I remember this one time in the seventh grade when I was in the after school program. I overheard two of the teachers talking about me. “She’s so bright,” one of them said. “She’s cute too,” the older, but still very trendy, female English teacher said. I heard that in my head when I was 24 and bleached my half grown out pixie cut in my friend’s kitchen. My hair, that barely reached my ears was now orangey-yellow and fried. It stuck out everywhere. I should never have cut it in the first place. I should never have broken up with my boyfriend, which was the reason I was feeling impulsive to cut it at all. I should never have let the bullying I was experiencing when I was 16 years old make me feel so depressed that couldn’t focus on school anymore. I would have gone to a better college, gotten a better job. I could have been perfect. 

I wonder if my old teachers ever wonder where I am. I wonder if they would be proud of me or disappointed in knowing that I could have been better. I wonder if they know how hard I have worked to be where I am.
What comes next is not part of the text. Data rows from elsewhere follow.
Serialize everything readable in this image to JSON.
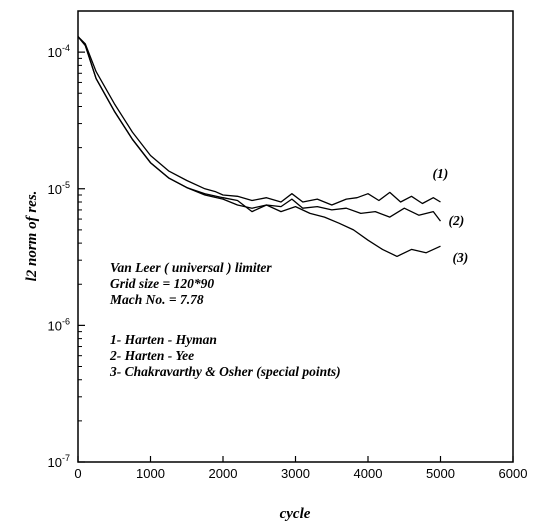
{
  "chart_data": {
    "type": "line",
    "xlabel": "cycle",
    "ylabel": "l2 norm of res.",
    "xlim": [
      0,
      6000
    ],
    "ylim": [
      1e-07,
      0.0002
    ],
    "yscale": "log",
    "x_ticks": [
      0,
      1000,
      2000,
      3000,
      4000,
      5000,
      6000
    ],
    "x_tick_labels": [
      "0",
      "1000",
      "2000",
      "3000",
      "4000",
      "5000",
      "6000"
    ],
    "y_ticks": [
      1e-07,
      1e-06,
      1e-05,
      0.0001
    ],
    "y_tick_labels": [
      {
        "base": "10",
        "exp": "-7"
      },
      {
        "base": "10",
        "exp": "-6"
      },
      {
        "base": "10",
        "exp": "-5"
      },
      {
        "base": "10",
        "exp": "-4"
      }
    ],
    "annotations": [
      "Van Leer ( universal ) limiter",
      "Grid size = 120*90",
      "Mach No. = 7.78",
      "1- Harten - Hyman",
      "2- Harten - Yee",
      "3- Chakravarthy & Osher (special points)"
    ],
    "series": [
      {
        "label": "(1)",
        "x": [
          0,
          100,
          250,
          500,
          750,
          1000,
          1250,
          1500,
          1750,
          1900,
          2000,
          2200,
          2400,
          2600,
          2800,
          2950,
          3100,
          3300,
          3500,
          3700,
          3850,
          4000,
          4150,
          4300,
          4450,
          4600,
          4750,
          4900,
          5000
        ],
        "y": [
          0.00013,
          0.000115,
          7.2e-05,
          4.2e-05,
          2.6e-05,
          1.75e-05,
          1.35e-05,
          1.15e-05,
          1e-05,
          9.5e-06,
          9e-06,
          8.8e-06,
          8.2e-06,
          8.6e-06,
          8e-06,
          9.2e-06,
          8e-06,
          8.4e-06,
          7.6e-06,
          8.4e-06,
          8.6e-06,
          9.2e-06,
          8.2e-06,
          9.4e-06,
          8e-06,
          8.8e-06,
          7.8e-06,
          8.6e-06,
          8e-06
        ]
      },
      {
        "label": "(2)",
        "x": [
          0,
          100,
          250,
          500,
          750,
          1000,
          1250,
          1500,
          1750,
          2000,
          2200,
          2400,
          2600,
          2800,
          2950,
          3100,
          3300,
          3500,
          3700,
          3900,
          4100,
          4300,
          4500,
          4700,
          4900,
          5000
        ],
        "y": [
          0.00013,
          0.000112,
          6.4e-05,
          3.7e-05,
          2.3e-05,
          1.55e-05,
          1.2e-05,
          1.02e-05,
          9.2e-06,
          8.6e-06,
          8.2e-06,
          6.8e-06,
          7.6e-06,
          7.4e-06,
          8.4e-06,
          7.2e-06,
          7.4e-06,
          7e-06,
          7.2e-06,
          6.6e-06,
          6.8e-06,
          6.2e-06,
          7.2e-06,
          6.4e-06,
          6.8e-06,
          5.8e-06
        ]
      },
      {
        "label": "(3)",
        "x": [
          0,
          100,
          250,
          500,
          750,
          1000,
          1250,
          1500,
          1750,
          2000,
          2200,
          2400,
          2600,
          2800,
          3000,
          3200,
          3400,
          3600,
          3800,
          4000,
          4200,
          4400,
          4600,
          4800,
          5000
        ],
        "y": [
          0.00013,
          0.000112,
          6.4e-05,
          3.7e-05,
          2.3e-05,
          1.55e-05,
          1.2e-05,
          1.02e-05,
          9e-06,
          8.4e-06,
          7.6e-06,
          7.2e-06,
          7.6e-06,
          6.8e-06,
          7.4e-06,
          6.6e-06,
          6.2e-06,
          5.6e-06,
          5e-06,
          4.2e-06,
          3.6e-06,
          3.2e-06,
          3.6e-06,
          3.4e-06,
          3.8e-06
        ]
      }
    ]
  }
}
I am 25. I turn 26 in 20 days. I like my hair cut. I feel cute again. I am in grad school. I am going to be a therapist. I am a graduate level therapist and I do a really good job at what I do. Despite everything that has gotten in my way, I am here. Despite trying to kill myself when I was 20 and failing two of my classes because I was in the hospital. Despite my parents going through what felt like the world’s worst divorce halfway through my freshman year of college. Despite a boyfriend who for five years told me I wasn’t good enough for anyone. I like myself. I did it.

I am here. I am here, sitting in the dark until Friday afternoon because I called the electric company and cried and paid my bill. I am here still procrastinating the work I have to make up from this semester. I am here with the occasional thought that if I had just been better, if I had just been good enough, that the people in my life who have left me would still be here, I could have been enough. 

I am here, in an apartment full of photos and positive signs that my mom printed out and hung in my apartment when I was in the hospital while she was feeding my cats, one of whom is on my lap and keeps accidentally pressing the keys on the keyboard making this somewhat painful to type.

I don’t love all of my life, but it is my life and I love a lot of it. I am here and I am working so hard, but I am not perfect.